Robert, played by Jakob Cedergren (and bears a striking similarity to Hugh Laurie), is decidedly out of place - and the townsfolk are hardly interested in helping him fit in. While there is no overt hostility, he makes no friends at the bar (the center of the town’s social activity) and further sets himself apart by refusing the bartender’s just opened bottle of beer and asking for a soda. But he doesn’t want to fit in. He wants to get out!
Without further ado, Robert is immediately drawn into the drama of the town’s most difficult family - the Buels. Ingelise (Lene Maria Christensen) is the femme fatale/battered wife of Jorgen (Kim Bodina), the town bully/wife beater. But is Ingelise really a battered wife or is she just playing for attention. She quickly, and brazenly, flirts with Robert (who, we are reminded by his frequent calls home - is married and has a young daughter).
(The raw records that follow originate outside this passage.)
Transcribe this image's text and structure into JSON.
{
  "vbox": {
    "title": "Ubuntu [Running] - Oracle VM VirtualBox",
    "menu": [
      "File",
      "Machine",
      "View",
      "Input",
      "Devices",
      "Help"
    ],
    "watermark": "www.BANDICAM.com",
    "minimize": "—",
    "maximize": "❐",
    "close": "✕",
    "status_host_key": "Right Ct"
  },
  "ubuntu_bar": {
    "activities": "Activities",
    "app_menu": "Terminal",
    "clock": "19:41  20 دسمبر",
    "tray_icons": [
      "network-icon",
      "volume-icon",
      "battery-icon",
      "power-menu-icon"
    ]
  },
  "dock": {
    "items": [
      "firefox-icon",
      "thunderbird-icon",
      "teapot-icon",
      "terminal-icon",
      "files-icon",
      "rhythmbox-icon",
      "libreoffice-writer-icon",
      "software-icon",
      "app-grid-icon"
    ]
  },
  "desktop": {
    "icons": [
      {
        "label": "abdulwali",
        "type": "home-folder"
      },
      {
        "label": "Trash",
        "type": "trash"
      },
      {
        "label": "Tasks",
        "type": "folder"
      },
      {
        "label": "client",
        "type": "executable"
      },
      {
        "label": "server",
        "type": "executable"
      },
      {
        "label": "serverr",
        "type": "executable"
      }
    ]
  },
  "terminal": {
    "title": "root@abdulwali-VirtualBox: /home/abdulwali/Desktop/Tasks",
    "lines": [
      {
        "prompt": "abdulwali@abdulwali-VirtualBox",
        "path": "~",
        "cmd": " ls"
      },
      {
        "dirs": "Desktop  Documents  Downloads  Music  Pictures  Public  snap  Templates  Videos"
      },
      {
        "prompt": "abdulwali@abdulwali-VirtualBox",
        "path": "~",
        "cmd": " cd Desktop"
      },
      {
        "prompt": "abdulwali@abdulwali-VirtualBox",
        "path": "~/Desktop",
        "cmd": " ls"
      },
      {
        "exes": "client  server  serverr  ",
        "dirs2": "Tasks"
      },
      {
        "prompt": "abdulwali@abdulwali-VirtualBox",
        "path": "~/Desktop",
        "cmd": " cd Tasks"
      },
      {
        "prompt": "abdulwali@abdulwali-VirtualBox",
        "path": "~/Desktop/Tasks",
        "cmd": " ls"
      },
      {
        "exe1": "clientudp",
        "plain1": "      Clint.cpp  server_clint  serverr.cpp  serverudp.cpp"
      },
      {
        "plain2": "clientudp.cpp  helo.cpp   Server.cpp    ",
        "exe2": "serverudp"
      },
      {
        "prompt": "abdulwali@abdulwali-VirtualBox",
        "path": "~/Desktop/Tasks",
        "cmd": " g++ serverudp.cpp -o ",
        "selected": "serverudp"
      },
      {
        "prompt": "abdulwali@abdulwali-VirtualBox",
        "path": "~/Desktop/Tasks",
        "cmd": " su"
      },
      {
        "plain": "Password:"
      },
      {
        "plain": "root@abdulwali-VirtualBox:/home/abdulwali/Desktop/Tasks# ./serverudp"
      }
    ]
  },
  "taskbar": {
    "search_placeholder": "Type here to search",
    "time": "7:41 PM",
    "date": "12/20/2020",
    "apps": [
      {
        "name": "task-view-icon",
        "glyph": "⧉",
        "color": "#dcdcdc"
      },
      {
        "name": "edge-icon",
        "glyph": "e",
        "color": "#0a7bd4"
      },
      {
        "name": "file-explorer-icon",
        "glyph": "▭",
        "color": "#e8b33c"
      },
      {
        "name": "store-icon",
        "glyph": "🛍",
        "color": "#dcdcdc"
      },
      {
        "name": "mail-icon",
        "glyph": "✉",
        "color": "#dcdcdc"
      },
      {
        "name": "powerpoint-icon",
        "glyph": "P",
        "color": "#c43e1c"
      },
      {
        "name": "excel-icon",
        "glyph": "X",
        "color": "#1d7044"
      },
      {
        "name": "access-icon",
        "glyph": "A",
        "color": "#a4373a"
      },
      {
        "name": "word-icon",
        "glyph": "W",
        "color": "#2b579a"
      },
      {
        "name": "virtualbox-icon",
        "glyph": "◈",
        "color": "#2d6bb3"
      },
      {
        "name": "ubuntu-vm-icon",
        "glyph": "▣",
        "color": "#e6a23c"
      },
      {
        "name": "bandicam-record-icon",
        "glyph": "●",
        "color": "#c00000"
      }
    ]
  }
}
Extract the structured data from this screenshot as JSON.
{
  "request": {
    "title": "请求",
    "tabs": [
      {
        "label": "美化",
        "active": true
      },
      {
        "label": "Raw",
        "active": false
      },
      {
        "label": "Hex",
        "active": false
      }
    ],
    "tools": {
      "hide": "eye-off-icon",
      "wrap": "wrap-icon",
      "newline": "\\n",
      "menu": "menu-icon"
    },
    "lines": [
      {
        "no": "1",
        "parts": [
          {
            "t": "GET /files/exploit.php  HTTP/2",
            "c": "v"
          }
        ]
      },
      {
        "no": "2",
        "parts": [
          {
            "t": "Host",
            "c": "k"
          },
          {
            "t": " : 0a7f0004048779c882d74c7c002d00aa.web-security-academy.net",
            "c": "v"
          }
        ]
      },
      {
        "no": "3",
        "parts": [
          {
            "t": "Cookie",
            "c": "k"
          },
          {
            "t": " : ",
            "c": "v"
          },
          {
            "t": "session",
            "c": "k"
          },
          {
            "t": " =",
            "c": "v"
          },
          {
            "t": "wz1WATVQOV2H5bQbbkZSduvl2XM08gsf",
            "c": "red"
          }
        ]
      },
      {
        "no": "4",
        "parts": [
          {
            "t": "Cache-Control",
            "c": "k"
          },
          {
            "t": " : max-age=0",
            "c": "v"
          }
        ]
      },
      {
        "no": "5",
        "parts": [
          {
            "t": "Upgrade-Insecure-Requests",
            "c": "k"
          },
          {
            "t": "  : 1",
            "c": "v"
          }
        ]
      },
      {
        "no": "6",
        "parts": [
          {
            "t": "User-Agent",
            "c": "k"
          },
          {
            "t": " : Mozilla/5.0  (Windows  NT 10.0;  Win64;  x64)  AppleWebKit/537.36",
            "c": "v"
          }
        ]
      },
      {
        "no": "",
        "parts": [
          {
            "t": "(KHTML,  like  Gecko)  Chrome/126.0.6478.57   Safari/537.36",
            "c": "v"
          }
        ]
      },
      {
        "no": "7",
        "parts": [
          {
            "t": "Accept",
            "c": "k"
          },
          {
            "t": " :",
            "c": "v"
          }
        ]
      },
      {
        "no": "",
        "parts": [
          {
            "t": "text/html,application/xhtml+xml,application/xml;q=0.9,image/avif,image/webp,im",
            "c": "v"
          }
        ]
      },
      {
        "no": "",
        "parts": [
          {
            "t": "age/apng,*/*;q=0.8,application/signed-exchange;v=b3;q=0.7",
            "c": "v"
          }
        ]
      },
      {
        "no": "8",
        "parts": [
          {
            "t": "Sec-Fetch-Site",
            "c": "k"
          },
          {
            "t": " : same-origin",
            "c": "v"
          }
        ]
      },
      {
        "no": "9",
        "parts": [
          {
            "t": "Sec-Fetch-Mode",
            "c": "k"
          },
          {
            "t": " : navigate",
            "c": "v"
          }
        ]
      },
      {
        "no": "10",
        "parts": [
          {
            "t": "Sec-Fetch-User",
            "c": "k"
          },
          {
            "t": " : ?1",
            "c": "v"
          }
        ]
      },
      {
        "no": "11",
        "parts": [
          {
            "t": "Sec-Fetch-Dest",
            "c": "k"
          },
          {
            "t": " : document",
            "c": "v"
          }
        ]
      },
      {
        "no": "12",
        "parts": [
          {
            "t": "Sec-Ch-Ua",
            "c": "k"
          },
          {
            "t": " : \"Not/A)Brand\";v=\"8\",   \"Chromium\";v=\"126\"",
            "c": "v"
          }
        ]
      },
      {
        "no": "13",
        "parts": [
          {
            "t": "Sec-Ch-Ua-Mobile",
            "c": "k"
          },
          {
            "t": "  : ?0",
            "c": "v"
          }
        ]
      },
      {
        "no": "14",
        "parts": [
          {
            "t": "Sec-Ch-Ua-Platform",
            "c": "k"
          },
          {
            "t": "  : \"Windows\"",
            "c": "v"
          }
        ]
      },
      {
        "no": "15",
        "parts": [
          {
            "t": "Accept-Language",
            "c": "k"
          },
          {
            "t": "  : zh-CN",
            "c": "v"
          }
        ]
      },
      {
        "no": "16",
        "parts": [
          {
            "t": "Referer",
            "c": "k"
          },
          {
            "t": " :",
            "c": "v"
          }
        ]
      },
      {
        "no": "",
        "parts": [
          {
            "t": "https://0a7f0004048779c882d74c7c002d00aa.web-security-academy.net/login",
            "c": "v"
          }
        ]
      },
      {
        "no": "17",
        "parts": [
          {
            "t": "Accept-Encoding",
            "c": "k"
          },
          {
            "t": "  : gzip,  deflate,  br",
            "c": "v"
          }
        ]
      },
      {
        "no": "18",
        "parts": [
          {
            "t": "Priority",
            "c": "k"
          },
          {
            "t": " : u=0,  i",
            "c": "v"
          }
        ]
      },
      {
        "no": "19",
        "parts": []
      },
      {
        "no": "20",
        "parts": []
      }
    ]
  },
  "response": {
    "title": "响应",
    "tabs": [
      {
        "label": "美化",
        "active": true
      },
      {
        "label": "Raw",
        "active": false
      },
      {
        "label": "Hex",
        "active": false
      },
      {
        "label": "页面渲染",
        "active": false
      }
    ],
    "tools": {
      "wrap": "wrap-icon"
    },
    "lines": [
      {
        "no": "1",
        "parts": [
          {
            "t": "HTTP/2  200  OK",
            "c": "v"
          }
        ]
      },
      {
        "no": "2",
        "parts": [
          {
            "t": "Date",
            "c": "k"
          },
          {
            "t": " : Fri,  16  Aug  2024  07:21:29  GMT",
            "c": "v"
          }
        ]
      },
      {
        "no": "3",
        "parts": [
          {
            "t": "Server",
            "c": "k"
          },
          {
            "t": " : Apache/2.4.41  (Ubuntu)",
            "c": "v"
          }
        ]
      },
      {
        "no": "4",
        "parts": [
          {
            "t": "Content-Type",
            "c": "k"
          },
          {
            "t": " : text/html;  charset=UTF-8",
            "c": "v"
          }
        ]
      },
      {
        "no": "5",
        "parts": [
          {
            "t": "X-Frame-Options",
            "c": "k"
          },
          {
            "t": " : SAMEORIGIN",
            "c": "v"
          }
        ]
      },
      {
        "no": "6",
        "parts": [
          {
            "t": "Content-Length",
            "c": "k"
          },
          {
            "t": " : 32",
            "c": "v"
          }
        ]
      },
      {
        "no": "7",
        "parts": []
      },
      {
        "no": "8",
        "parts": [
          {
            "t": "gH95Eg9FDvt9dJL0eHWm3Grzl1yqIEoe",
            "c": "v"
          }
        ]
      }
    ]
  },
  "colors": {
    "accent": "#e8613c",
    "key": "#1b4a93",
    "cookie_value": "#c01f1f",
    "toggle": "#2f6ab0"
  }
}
But despite the set-up for an ill-fated love triangle (Robert succumbs to Ingelise; Ingelise goes back to Jorgen; Jorgen resumes the beatings), events quickly spiral out of control - and include some interesting plot twists. More interestingly is that the trio’s activities (in all their various plot permutations) do not go unnoticed by the villagers! What makes this film work is how expertly a townie steps into the action - at the opportune moment.
The town is situated adjacent to a expansive bog. The film opened with a voice over description of a local fable about a cow that vanished in the bog - only to be recovered from the bog with two heads (one of which was human), and the bad luck that befell the town thereafter. The bog has a reoccurring role as the story unfolds.
In one of the more surrealistic elements of what sometimes seems like a nightmarish series of vignettes, instead of a physical fight - or duel, to play out the western motif - Robert and Jorgen “duke it out” with a drinking contest. The relationship between these two men (and their respective interactions with the town) is the focus of a good chunk of the second half of the film.
Finally, without giving away the resolution, the film's end is worthy of Sartre’s “No Exit” and Garcin's memorable realization, “Hell is other people.”